Ventana de emergencia por hemorragia

El aumento rápido del sangrado, hipotensión, taquicardia o tono uterino deficiente señalan posible hemorragia posparto que requiere respuesta urgente del equipo.

Farmacología

Clase de farmacoEjemplosConsideraciones clave de enfermeria
[uterotonics]Oxitocina, misoprostol, metilergonovina, carboprostPrevención/tratamiento de primera línea del sangrado relacionado con atonía uterina durante tercera etapa.
[antifibrinolytics]Contexto de ácido tranexámicoApoya estabilidad del coágulo en vías de hemorragia cuando está indicado.

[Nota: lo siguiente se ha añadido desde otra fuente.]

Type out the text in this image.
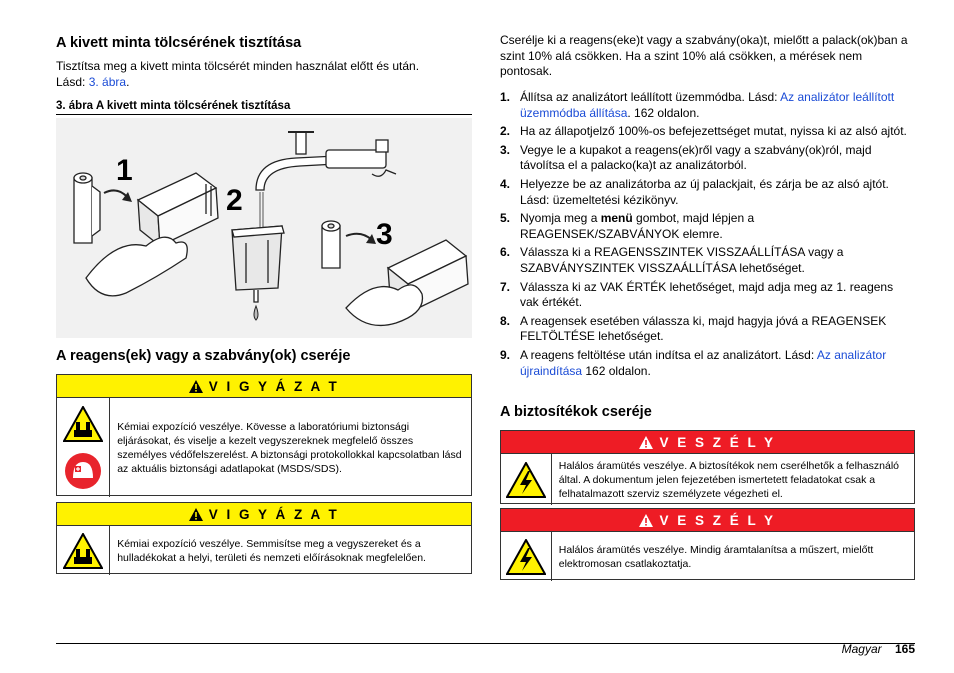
A kivett minta tölcsérének tisztítása

Tisztítsa meg a kivett minta tölcsérét minden használat előtt és után.
Lásd: 3. ábra.

3. ábra A kivett minta tölcsérének tisztítása
1
2
3
A reagens(ek) vagy a szabvány(ok) cseréje
V I G Y Á Z A T
Kémiai expozíció veszélye. Kövesse a laboratóriumi biztonsági eljárásokat, és viselje a kezelt vegyszereknek megfelelő összes személyes védőfelszerelést. A biztonsági protokollokkal kapcsolatban lásd az aktuális biztonsági adatlapokat (MSDS/SDS).
V I G Y Á Z A T
Kémiai expozíció veszélye. Semmisítse meg a vegyszereket és a hulladékokat a helyi, területi és nemzeti előírásoknak megfelelően.

Cserélje ki a reagens(eke)t vagy a szabvány(oka)t, mielőtt a palack(ok)ban a szint 10% alá csökken. Ha a szint 10% alá csökken, a mérések nem pontosak.

1. Állítsa az analizátort leállított üzemmódba. Lásd: Az analizátor leállított üzemmódba állítása. 162 oldalon.
2. Ha az állapotjelző 100%-os befejezettséget mutat, nyissa ki az alsó ajtót.
3. Vegye le a kupakot a reagens(ek)ről vagy a szabvány(ok)ról, majd távolítsa el a palacko(ka)t az analizátorból.
4. Helyezze be az analizátorba az új palackjait, és zárja be az alsó ajtót. Lásd: üzemeltetési kézikönyv.
5. Nyomja meg a menü gombot, majd lépjen a REAGENSEK/SZABVÁNYOK elemre.
6. Válassza ki a REAGENSSZINTEK VISSZAÁLLÍTÁSA vagy a SZABVÁNYSZINTEK VISSZAÁLLÍTÁSA lehetőséget.
7. Válassza ki az VAK ÉRTÉK lehetőséget, majd adja meg az 1. reagens vak értékét.
8. A reagensek esetében válassza ki, majd hagyja jóvá a REAGENSEK FELTÖLTÉSE lehetőséget.
9. A reagens feltöltése után indítsa el az analizátort. Lásd: Az analizátor újraindítása 162 oldalon.
A biztosítékok cseréje
V E S Z É L Y
Halálos áramütés veszélye. A biztosítékok nem cserélhetők a felhasználó által. A dokumentum jelen fejezetében ismertetett feladatokat csak a felhatalmazott szerviz személyzete végezheti el.
V E S Z É L Y
Halálos áramütés veszélye. Mindig áramtalanítsa a műszert, mielőtt elektromosan csatlakoztatja.
Magyar 165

Aplicación del juicio clínico

Escenario clínico

Diez minutos después del nacimiento, la separación placentaria está incompleta y el sangrado aumenta mientras el tono uterino se vuelve menos firme.

  • Reconocer señales: Progreso placentario retrasado, pérdida sanguínea en aumento y firmeza uterina reducida.
  • Analizar señales: La fisiología de tercera etapa puede estar cambiando hacia riesgo de atonía/tejido retenido.
  • Priorizar hipótesis: El riesgo inmediato es progresión a hemorragia posparto.
  • Generar soluciones: Intensificar valoración de fondo uterino, cuantificar pérdida sanguínea, administrar medidas uterotónicas indicadas y escalar.
  • Tomar acción: Activar flujo de comunicación e intervención orientado a hemorragia.
  • Evaluar resultados: Se expulsa la placenta, el útero permanece firme y la tendencia de sangrado se estabiliza.

Conceptos relacionados

Autoevaluación

  1. ¿Qué signos indican mejor la progresión normal de separación placentaria?
  2. ¿Por qué la expulsión placentaria tardía aumenta el riesgo de hemorragia posparto?
  3. ¿Qué acciones de enfermería se priorizan cuando el sangrado aumenta antes de la expulsión placentaria?